Digital video views increased 12% on a year-over-year basis to 25.6 billion and hours consumed increased 14% to 957 million hours across digital and social platforms.

Media revenue increased to $146.1 million from $142.1 million in the prior year quarter, primarily due to the contractual escalation of core content rights fees, including license fees from the distribution of flagship programs “Raw” and “SmackDown,” as well as the timing and performance of WWE Studios’ portfolio releases.

That’s music to the ears of WWE founder/CEO Vince McMahon.

“With our flagship programming now spanning both broadcast and cable throughout the week in the U.S. and our expanding roster of international distribution partners, we remain excited about our ability to deepen the engagement with our fans around the world,” McMahon said.

 

WWE Network Adding Download, Free Viewing Options

WWE Network, the $9.95 monthly professional wrestling subscription streaming video service/app with 1.58 million subs, is reportedly rebooting the platform.

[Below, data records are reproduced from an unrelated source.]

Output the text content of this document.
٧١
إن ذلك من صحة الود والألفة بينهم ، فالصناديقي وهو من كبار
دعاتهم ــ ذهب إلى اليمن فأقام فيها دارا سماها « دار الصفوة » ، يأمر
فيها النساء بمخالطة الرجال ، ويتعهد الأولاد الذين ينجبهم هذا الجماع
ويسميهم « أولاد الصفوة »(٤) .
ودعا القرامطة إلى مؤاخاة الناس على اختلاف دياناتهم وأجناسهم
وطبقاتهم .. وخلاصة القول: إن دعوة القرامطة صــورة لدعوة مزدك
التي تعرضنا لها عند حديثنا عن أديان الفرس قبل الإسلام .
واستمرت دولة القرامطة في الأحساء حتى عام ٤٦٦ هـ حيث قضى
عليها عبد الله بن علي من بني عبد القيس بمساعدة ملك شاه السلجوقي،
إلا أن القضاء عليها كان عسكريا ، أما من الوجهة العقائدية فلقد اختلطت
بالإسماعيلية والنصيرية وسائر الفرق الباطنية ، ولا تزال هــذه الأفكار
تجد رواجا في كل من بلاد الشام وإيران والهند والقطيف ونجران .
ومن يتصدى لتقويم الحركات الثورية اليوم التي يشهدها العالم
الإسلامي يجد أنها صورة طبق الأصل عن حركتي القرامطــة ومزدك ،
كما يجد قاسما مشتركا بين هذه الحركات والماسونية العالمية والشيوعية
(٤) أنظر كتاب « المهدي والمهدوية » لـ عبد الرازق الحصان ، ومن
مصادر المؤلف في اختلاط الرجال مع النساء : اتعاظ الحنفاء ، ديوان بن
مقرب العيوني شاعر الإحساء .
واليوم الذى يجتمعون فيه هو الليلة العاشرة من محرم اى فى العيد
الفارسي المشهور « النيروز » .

WWE’s YouTube channel touts more than 50 million free “subscribers.”

The entertainment service will soon offer WWE Network users a free option, in addition to two paid tiers, WWE co-president George Barrios told The Verge.

Barrios said the changes come as WWE’s relationship with Disney-owned BAMTech changed. The backend software provider, which also supported HBO Now, among other third-party streaming services, is now focused on the pending Disney+ service.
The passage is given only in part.